Nach Artikel 53 der Bundesverfassung kann der Nationalrat Untersuchungsausschüsse einsetzen. Zu deren Ergebnis könnte man in Abwandlung eines Sprichworts sagen: "Guat is ned ganga, oba gschehn is nix!" Über die Banken und deren Aufsicht gab es zuletzt den mündlichen Bericht des Vorsitzenden. Das hat die Nachhaltigkeit eines Bassenatratsches.

Bei den Eurofightern führten 48 Sitzungen mit 430 Stunden und 108 Zeugen sowie 6100 Protokollseiten zum technischen Hauptbericht. Ohne inhaltliche Schlussfolgerung. Dafür bedurfte es mehrerer Berichte von Minderheiten plus abweichende Stellungnahmen. Die formalen Konsequenzen entsprechen dem absoluten Nullpunkt.

Nun will das Geschäftsordnungskomitee des Nationalrats solche Ausschüsse in allen EU-Staaten evaluieren. Das beeindruckt den verständnislosen Bürger wenig. Die Parlamentsdirektion hat bereits 2006 auf 23 Seiten Literaturempfehlungen zu solchen Ausschüssen aufgelistet. Inklusive Problemanalysen, welche offenbar kein Politiker lesen wollte.

Agent zum eigenen Vorteil

Aus politikwissenschaftlicher Sicht müsste nach der Prinzipal-Agent-Theorie der Prinzipal Nationalrat den Ausschuss als Agenten einsetzen. Der Agent hätte sich als Kollegialorgan voll und ganz für die Erfüllung des Auftrags der Untersuchung einzusetzen. Ohne eigene Absichten zu verfolgen.
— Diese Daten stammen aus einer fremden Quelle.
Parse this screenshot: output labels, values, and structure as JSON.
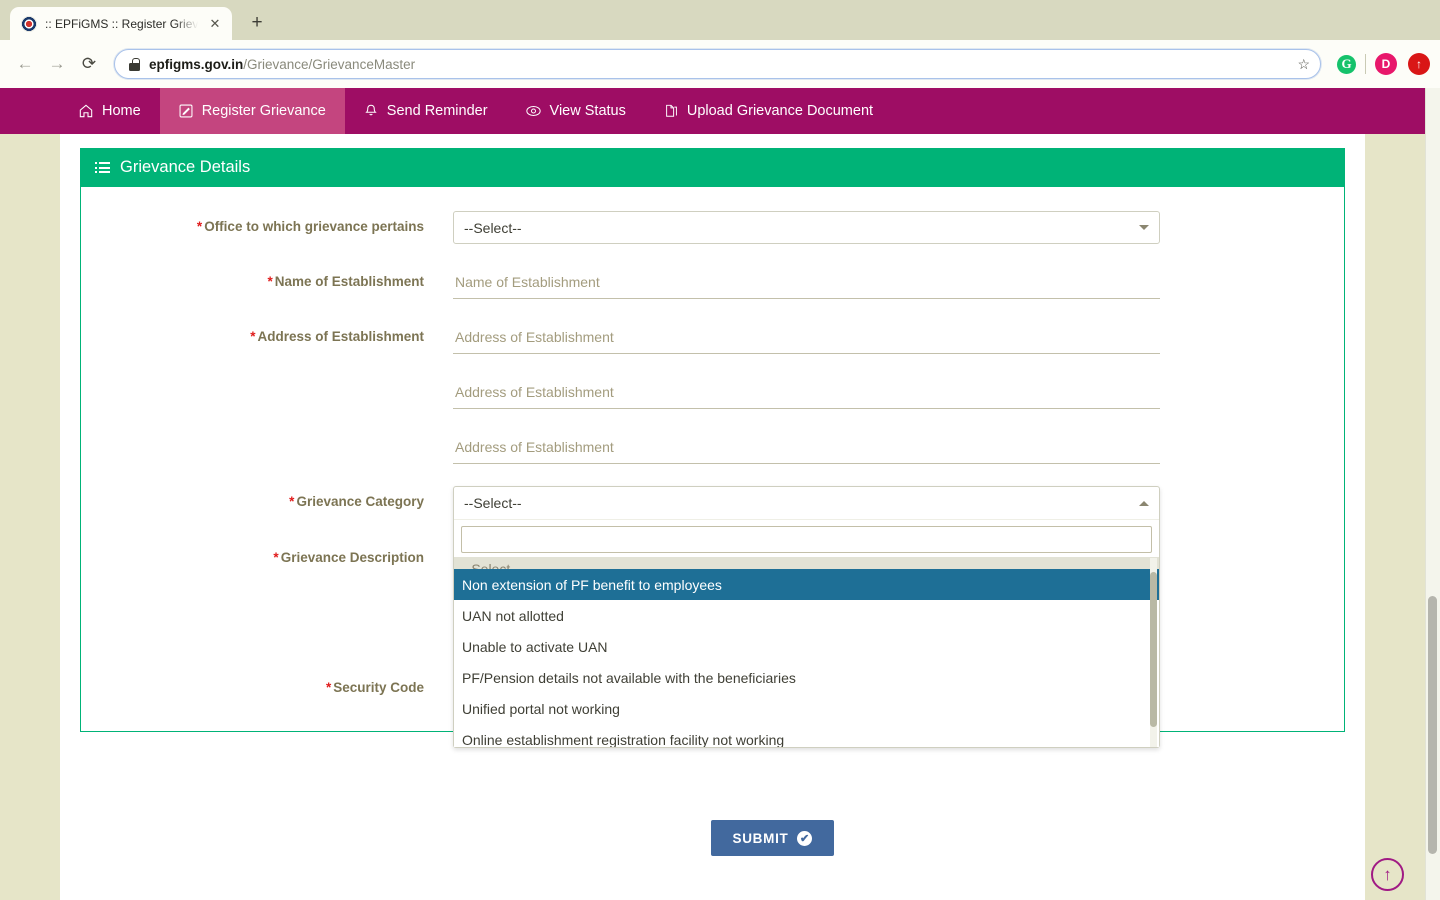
{
  "browser": {
    "tab": {
      "title": ":: EPFiGMS :: Register Grievanc",
      "close_label": "✕",
      "favicon": "epfo-emblem-icon"
    },
    "newtab_label": "+",
    "nav": {
      "back": "←",
      "forward": "→",
      "reload": "⟳"
    },
    "address": {
      "domain": "epfigms.gov.in",
      "path": "/Grievance/GrievanceMaster",
      "lock": "lock-icon"
    },
    "star_label": "☆",
    "extensions": [
      {
        "name": "grammarly-extension",
        "label": "G"
      },
      {
        "name": "profile-avatar",
        "label": "D"
      },
      {
        "name": "update-browser-button",
        "label": "↑"
      }
    ]
  },
  "navbar": {
    "items": [
      {
        "label": "Home",
        "icon": "home-icon",
        "glyph": "⌂",
        "active": false
      },
      {
        "label": "Register Grievance",
        "icon": "edit-icon",
        "glyph": "✎",
        "active": true
      },
      {
        "label": "Send Reminder",
        "icon": "bell-icon",
        "glyph": "🔔",
        "active": false
      },
      {
        "label": "View Status",
        "icon": "eye-icon",
        "glyph": "◎",
        "active": false
      },
      {
        "label": "Upload Grievance Document",
        "icon": "document-icon",
        "glyph": "🗐",
        "active": false
      }
    ]
  },
  "card": {
    "title": "Grievance Details",
    "header_icon": "list-icon",
    "accent_color": "#00b377"
  },
  "form": {
    "office": {
      "label": "Office to which grievance pertains",
      "required": "*",
      "value": "--Select--",
      "caret": "chevron-down-icon"
    },
    "name_of_establishment": {
      "label": "Name of Establishment",
      "required": "*",
      "placeholder": "Name of Establishment",
      "value": ""
    },
    "address_of_establishment": {
      "label": "Address of Establishment",
      "required": "*",
      "lines": [
        {
          "placeholder": "Address of Establishment",
          "value": ""
        },
        {
          "placeholder": "Address of Establishment",
          "value": ""
        },
        {
          "placeholder": "Address of Establishment",
          "value": ""
        }
      ]
    },
    "grievance_category": {
      "label": "Grievance Category",
      "required": "*",
      "value": "--Select--",
      "caret": "chevron-up-icon",
      "open": true,
      "search_value": "",
      "search_placeholder": "",
      "clipped_option": "--Select--",
      "options": [
        "Non extension of PF benefit to employees",
        "UAN not allotted",
        "Unable to activate UAN",
        "PF/Pension details not available with the beneficiaries",
        "Unified portal not working",
        "Online establishment registration facility not working"
      ],
      "selected_index": 0,
      "highlight_color": "#1e6f96"
    },
    "grievance_description": {
      "label": "Grievance Description",
      "required": "*",
      "value": ""
    },
    "security_code": {
      "label": "Security Code",
      "required": "*",
      "value": ""
    }
  },
  "submit": {
    "label": "SUBMIT",
    "icon": "check-circle-icon",
    "glyph": "✔",
    "color": "#42699e"
  },
  "scroll_to_top": {
    "icon": "arrow-up-circle-icon",
    "glyph": "↑",
    "color": "#a01a84"
  }
}
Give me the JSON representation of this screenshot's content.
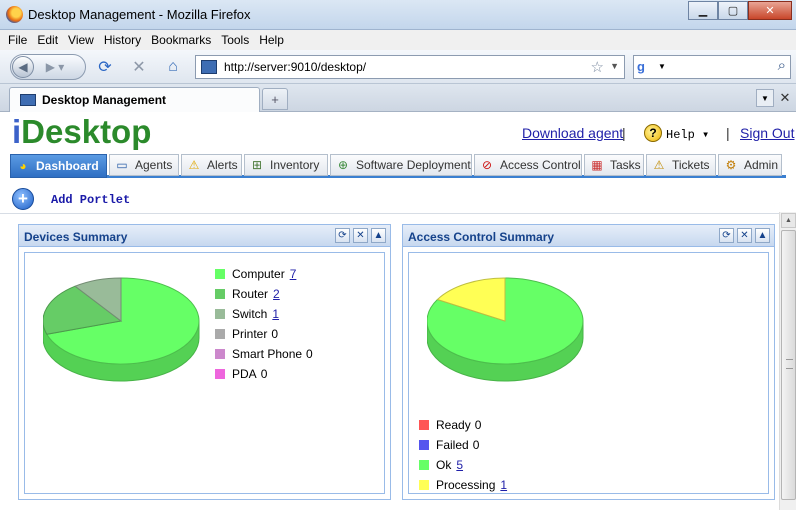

In Wahrheit ist jedes Ausschussmitglied ein Agent für sich, der seinen Informationsvorsprung gegenüber dem Prinzipal für seine Zwecke nutzen will. Meistens sind das parteipolitische Ziele jenseits der Ausschussarbeit. Zum Beispiel geht es darum, Partei X kommunikationspolitische Vorteile zu verschaffen beziehungsweise Partei Y den entsprechenden Schaden zuzufügen. Das daraus resultierende Handeln hat mit der Idee von Untersuchungsausschüssen nichts zu tun.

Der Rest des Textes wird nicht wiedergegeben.